Quel poids possède le trillion et quelques de clichés produit chaque année par l’humanité, et que va-il devenir ? Que restera-t-il de cette société de l’image que nous avons consciencieusement édifiée et élargie depuis deux cents ans jusqu’à l’avoir globalisé ? À l’origine des Nuits Photographiques de Paris et de divers autres projets d’envergure, Guillaume Chamahian se confronte directement à ses questions à travers deux récents projets.

Quand on avale il se produit un grand tumulte, série en cours présentée lors du Printemps de l’Art Contemporain en mai 2023 accompagnée par la compositrice Héloïse Francesconi, constitue une sorte de répertoire en constante évolution. Riche de plus de 1300 images, il tente d’encapsuler les multiples facettes de l’humanité. Les images qui le composent, systématiquement détachées sur fond noir, traversent notre (nos) histoire(s) et balayent ainsi un large spectre afin de dessiner une humanité aux contours hétérogènes : allant de peintures du XVIème siècle à des études mécaniques en passant par des images d’archive ou des éléments centraux à diverses cultures.

En dialogue avec ce travail au long cours, Guillaume Chamahian et sa galerie Analix Forever présentent à l’occasion de la dernière édition du Salon A ppr oc he la série Détritique, à laquelle ce titre donne le ton. Dans cette exploration de la survivance des images et de leur devenir tant symbolique que physique, l’artiste inscrit littéralement « dans la pierre » une portion scrupuleusement choisie de sa banque d’images. Cette série d’impressions UV sur marbre, basalte (du Zimbabwe précise-t-il) ou encore sur grès, qu’il produit lui-même, pose ainsi la question de l’incidence de la matière photographique à laquelle nous sommes quotidiennement confronté.e.s.
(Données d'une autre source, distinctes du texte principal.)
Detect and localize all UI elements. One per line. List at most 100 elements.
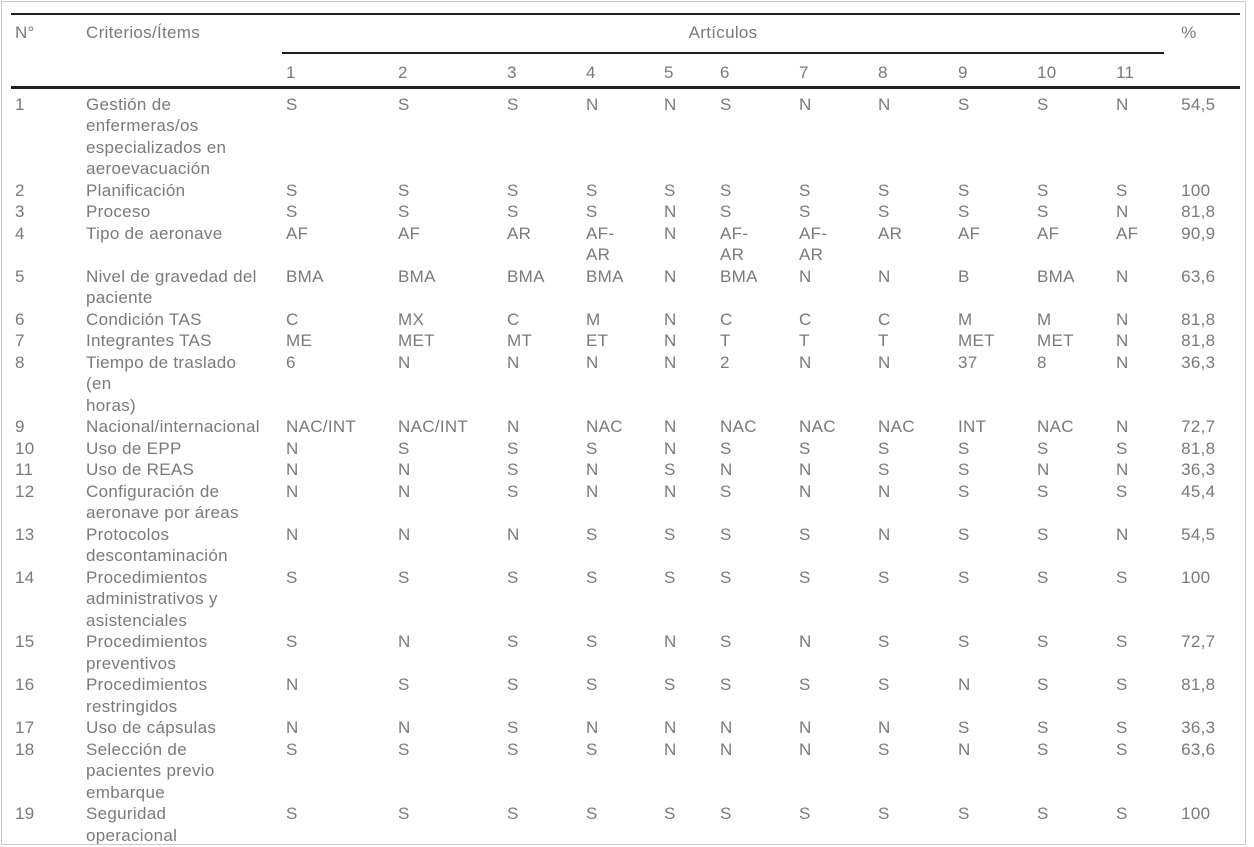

La sélection de clichés explore de nombreuses références historiques et culturelles, tantôt de niche, tantôt largement partagées, soulignant leur profonde subjectivité.
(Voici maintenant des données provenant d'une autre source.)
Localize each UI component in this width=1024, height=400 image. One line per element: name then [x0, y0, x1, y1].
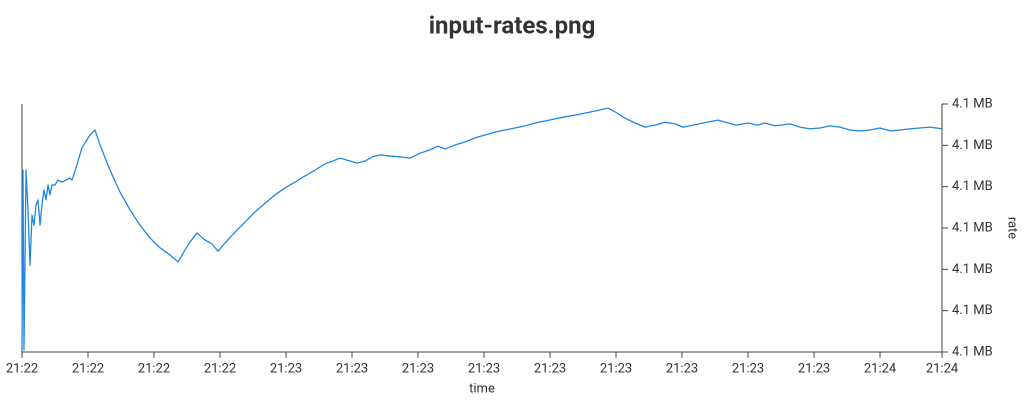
x-tick-label: 21:22 — [6, 361, 38, 376]
data-line — [21, 107, 943, 351]
x-tick-label: 21:23 — [732, 361, 764, 376]
x-tick-label: 21:22 — [72, 361, 104, 376]
y-tick-label: 4.1 MB — [952, 138, 993, 153]
x-tick-label: 21:22 — [204, 361, 236, 376]
x-tick-label: 21:23 — [798, 361, 830, 376]
y-tick-label: 4.1 MB — [952, 179, 993, 194]
x-tick-label: 21:23 — [600, 361, 632, 376]
y-axis-label: rate — [1005, 217, 1020, 239]
y-tick-label: 4.1 MB — [952, 96, 993, 111]
x-tick-label: 21:22 — [138, 361, 170, 376]
x-tick-label: 21:23 — [534, 361, 566, 376]
x-tick-label: 21:24 — [864, 361, 897, 376]
x-axis-label: time — [469, 381, 495, 396]
x-tick-label: 21:23 — [336, 361, 368, 376]
y-tick-label: 4.1 MB — [952, 262, 993, 277]
x-tick-label: 21:23 — [468, 361, 500, 376]
x-tick-label: 21:23 — [666, 361, 698, 376]
y-tick-label: 4.1 MB — [952, 344, 993, 359]
x-tick-label: 21:24 — [926, 361, 959, 376]
chart-title: input-rates.png — [429, 11, 596, 39]
x-tick-label: 21:23 — [270, 361, 302, 376]
x-tick-label: 21:23 — [402, 361, 434, 376]
y-tick-label: 4.1 MB — [952, 220, 993, 235]
y-tick-label: 4.1 MB — [952, 303, 993, 318]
Subjectivité que Guillaume Chamayan nous remet entre les mains en même temps que ses tablettes de pierre imprimées, dans un geste aussi banal que symbolique, nous confiant le travail individuel et collectif de situation face à nos mémoires. La nature sédimentaire du support choisi pour ses clichés permet à l’artiste marseillais de brosser le portrait d’une société dont l’image est devenue, par accrétion et à un rythme exponentiel, le socle. Potentiel riche lisier à un développement en conscience vis-à-vis de notre passé, cette masse dont la dématérialisation est de plus en plus efficace semble pourtant ici révéler l’inconsistance et le « présentisme » sur lesquels se bâtissent les nouvelles générations.

 

Se projetant dans un futur lointain, l’artiste et sa galeriste aiment à imaginer qu’une espèce inconnue découvrant la Terre, longtemps après le passage des humains, retrouverait comme seule trace tangible et durable de notre passage en battement d’obturateur sur terre les plaques de Guillaume Chamayan.